Bunlarla birlikte; gelişen, değişen ve dönüşen dünyada, insanları geleceğe hazırlayan, içinde bulunduğu yarışta ülkemizin mesafe almasını hızlandıracak türden vaat ve proje sayısının – ağırlığının da, en azından aynı oranda düşünülerek sunulması cazip olacaktır.
Biraz da ‘inovasyon’ şart yani!
Ben ‘beka’ meselesine bu açıdan bakıyorum.
Ha! ‘Kime oy vermen gerekir?’ meselesine gelince:
Sen bilirsin kardeşim. Onu da ben mi söyleyeceğim!

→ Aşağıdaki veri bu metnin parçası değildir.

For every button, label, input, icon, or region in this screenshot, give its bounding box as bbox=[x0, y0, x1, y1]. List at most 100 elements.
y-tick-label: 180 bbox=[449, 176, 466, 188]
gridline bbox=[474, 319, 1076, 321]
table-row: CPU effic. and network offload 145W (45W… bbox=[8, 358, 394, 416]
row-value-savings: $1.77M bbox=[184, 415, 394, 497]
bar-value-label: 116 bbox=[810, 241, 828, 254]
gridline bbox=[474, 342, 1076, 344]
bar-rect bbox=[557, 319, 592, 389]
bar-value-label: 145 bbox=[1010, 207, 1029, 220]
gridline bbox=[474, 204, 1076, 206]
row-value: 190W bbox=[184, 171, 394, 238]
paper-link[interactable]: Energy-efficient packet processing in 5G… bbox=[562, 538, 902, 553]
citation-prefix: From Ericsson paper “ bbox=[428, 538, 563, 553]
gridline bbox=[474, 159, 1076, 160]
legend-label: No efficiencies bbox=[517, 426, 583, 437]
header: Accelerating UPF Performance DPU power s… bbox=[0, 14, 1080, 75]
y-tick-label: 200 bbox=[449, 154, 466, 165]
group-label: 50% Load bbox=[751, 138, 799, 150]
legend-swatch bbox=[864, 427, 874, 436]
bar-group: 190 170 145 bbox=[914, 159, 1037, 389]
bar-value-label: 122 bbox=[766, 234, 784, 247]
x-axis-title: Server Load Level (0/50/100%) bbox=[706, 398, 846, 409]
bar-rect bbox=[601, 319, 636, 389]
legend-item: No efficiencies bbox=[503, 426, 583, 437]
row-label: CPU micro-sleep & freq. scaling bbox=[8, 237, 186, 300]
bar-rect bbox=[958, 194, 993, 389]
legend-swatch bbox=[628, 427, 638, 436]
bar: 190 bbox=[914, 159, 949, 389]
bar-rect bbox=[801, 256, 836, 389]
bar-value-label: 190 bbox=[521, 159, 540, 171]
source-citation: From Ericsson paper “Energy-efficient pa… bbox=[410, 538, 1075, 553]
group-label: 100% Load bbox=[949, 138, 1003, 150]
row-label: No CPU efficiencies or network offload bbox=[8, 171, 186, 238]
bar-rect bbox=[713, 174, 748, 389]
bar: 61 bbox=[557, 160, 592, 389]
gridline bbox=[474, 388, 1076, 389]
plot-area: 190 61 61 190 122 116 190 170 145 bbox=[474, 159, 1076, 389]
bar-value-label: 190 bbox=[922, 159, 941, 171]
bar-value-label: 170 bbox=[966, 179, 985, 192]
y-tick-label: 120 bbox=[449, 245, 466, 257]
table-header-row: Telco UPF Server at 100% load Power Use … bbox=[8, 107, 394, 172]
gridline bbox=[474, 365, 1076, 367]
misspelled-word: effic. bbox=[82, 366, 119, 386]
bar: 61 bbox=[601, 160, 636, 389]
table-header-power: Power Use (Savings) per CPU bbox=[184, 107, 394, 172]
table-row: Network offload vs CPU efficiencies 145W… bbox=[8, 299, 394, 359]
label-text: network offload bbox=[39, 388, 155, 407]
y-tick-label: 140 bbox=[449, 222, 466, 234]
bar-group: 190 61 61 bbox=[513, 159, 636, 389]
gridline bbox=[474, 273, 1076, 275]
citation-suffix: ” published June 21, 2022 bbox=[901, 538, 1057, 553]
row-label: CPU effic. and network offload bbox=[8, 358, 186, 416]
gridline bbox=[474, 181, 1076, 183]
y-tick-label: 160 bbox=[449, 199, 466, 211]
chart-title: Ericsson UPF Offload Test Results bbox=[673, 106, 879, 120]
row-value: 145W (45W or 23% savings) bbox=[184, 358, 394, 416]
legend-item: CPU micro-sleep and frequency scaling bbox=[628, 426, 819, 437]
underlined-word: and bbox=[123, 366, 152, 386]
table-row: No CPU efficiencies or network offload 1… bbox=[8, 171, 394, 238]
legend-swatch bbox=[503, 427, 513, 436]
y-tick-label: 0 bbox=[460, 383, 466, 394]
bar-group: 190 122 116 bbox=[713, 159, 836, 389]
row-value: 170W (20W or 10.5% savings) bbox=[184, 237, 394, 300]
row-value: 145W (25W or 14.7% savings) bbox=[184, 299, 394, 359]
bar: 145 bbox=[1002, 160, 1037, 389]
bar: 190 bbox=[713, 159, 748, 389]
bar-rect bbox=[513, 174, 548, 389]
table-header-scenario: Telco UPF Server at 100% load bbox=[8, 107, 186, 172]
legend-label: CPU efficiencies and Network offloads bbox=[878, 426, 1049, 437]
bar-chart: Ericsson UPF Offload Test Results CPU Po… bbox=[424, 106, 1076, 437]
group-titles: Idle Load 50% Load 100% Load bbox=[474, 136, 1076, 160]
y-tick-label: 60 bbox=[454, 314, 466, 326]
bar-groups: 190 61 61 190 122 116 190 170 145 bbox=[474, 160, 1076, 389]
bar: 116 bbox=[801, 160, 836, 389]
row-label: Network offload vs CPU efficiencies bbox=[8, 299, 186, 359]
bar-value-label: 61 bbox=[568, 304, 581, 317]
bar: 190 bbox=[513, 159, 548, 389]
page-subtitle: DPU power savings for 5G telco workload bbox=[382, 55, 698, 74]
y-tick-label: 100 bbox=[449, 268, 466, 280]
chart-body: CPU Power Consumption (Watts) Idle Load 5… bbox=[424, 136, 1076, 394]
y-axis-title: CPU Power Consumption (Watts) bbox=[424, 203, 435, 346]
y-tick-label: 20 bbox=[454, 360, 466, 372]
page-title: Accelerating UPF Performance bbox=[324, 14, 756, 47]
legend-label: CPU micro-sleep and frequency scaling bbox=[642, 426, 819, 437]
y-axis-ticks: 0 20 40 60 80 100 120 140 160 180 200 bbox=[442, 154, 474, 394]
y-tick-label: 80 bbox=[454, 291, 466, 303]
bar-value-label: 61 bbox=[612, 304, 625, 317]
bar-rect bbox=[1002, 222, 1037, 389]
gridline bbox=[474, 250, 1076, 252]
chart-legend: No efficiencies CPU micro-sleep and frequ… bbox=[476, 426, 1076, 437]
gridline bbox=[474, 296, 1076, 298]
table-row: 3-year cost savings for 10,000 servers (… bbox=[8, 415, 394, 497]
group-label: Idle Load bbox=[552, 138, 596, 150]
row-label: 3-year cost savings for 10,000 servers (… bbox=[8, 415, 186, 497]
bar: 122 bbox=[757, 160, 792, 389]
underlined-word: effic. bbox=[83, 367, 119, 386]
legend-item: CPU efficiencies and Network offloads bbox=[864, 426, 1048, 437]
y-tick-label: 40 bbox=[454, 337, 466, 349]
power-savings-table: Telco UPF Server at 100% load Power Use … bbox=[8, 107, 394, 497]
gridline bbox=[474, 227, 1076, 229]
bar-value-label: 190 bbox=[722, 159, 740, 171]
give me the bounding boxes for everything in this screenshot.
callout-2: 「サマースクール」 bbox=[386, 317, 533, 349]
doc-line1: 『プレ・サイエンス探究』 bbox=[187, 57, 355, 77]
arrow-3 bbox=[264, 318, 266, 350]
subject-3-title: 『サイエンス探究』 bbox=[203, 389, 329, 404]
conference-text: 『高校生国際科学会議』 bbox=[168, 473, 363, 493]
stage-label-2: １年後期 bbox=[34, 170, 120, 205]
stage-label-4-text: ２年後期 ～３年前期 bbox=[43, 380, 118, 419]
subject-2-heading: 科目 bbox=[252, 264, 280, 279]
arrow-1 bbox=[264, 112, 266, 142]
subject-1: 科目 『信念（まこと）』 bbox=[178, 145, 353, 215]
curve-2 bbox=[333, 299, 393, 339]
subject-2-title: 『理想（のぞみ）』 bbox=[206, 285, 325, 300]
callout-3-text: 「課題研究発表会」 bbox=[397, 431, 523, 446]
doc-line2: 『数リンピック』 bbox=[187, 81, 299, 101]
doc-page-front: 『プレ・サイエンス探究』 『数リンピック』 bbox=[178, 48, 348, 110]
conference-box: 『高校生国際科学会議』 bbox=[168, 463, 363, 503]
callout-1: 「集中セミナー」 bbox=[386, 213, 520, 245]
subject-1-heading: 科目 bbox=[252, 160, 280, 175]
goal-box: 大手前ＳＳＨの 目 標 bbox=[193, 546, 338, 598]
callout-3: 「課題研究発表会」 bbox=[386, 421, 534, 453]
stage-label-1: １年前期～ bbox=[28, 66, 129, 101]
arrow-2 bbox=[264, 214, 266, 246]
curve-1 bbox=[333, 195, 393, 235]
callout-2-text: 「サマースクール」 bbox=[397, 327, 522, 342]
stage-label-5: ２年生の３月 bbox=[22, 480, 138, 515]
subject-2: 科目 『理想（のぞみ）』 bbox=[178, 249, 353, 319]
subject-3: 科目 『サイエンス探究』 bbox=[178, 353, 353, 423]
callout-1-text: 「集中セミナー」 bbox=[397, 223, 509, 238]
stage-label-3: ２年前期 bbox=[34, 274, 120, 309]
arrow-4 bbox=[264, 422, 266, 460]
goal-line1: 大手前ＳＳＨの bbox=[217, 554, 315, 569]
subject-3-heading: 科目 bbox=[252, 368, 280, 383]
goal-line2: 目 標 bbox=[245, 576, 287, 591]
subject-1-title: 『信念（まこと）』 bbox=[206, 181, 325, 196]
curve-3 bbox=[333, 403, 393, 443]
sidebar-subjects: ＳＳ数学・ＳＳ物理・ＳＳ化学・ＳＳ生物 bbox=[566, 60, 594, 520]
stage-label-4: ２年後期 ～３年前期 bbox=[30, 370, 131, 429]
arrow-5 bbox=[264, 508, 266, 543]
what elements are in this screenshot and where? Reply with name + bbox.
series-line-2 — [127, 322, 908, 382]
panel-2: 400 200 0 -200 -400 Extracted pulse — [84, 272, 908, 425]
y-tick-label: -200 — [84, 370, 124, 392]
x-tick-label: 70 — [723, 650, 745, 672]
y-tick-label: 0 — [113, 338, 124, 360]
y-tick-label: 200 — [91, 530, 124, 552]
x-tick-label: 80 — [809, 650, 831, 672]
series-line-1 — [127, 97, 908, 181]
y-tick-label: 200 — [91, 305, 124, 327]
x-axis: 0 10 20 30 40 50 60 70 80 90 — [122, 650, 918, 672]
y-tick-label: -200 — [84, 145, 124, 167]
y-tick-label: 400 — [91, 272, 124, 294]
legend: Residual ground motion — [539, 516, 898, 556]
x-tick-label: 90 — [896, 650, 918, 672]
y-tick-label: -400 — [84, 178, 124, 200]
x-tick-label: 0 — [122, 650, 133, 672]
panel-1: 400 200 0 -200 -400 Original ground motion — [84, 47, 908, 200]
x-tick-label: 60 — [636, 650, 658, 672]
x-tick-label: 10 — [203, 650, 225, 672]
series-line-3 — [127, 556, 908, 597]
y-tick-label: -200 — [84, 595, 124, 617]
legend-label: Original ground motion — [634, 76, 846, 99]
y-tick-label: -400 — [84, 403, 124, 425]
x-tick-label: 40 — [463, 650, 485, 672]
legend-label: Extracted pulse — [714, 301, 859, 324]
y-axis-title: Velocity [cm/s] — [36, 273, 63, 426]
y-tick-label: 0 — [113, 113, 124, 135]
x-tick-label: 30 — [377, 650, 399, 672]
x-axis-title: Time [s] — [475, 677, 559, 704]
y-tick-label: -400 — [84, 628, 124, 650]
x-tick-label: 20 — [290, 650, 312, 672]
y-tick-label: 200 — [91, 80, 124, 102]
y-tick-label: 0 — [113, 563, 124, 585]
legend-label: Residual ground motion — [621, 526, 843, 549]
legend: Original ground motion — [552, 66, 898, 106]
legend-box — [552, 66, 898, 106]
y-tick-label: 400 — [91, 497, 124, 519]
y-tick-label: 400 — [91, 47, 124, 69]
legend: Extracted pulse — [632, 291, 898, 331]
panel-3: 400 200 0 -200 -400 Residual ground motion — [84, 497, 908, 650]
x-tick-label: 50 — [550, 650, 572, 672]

BİLGİ NOTU: ‘İnovasyon’ bilim ve teknolojinin, ekonomik ve toplumsal yarar sağlayacak şekilde yenilenmesi sürecidir. Yani inovasyon; üreticiliğin ticari ustalıkla birleştirilmesiyle, geleceği üretmekle ve sürdürülebilir karlı büyümeyi sağlamakla ilgilidir.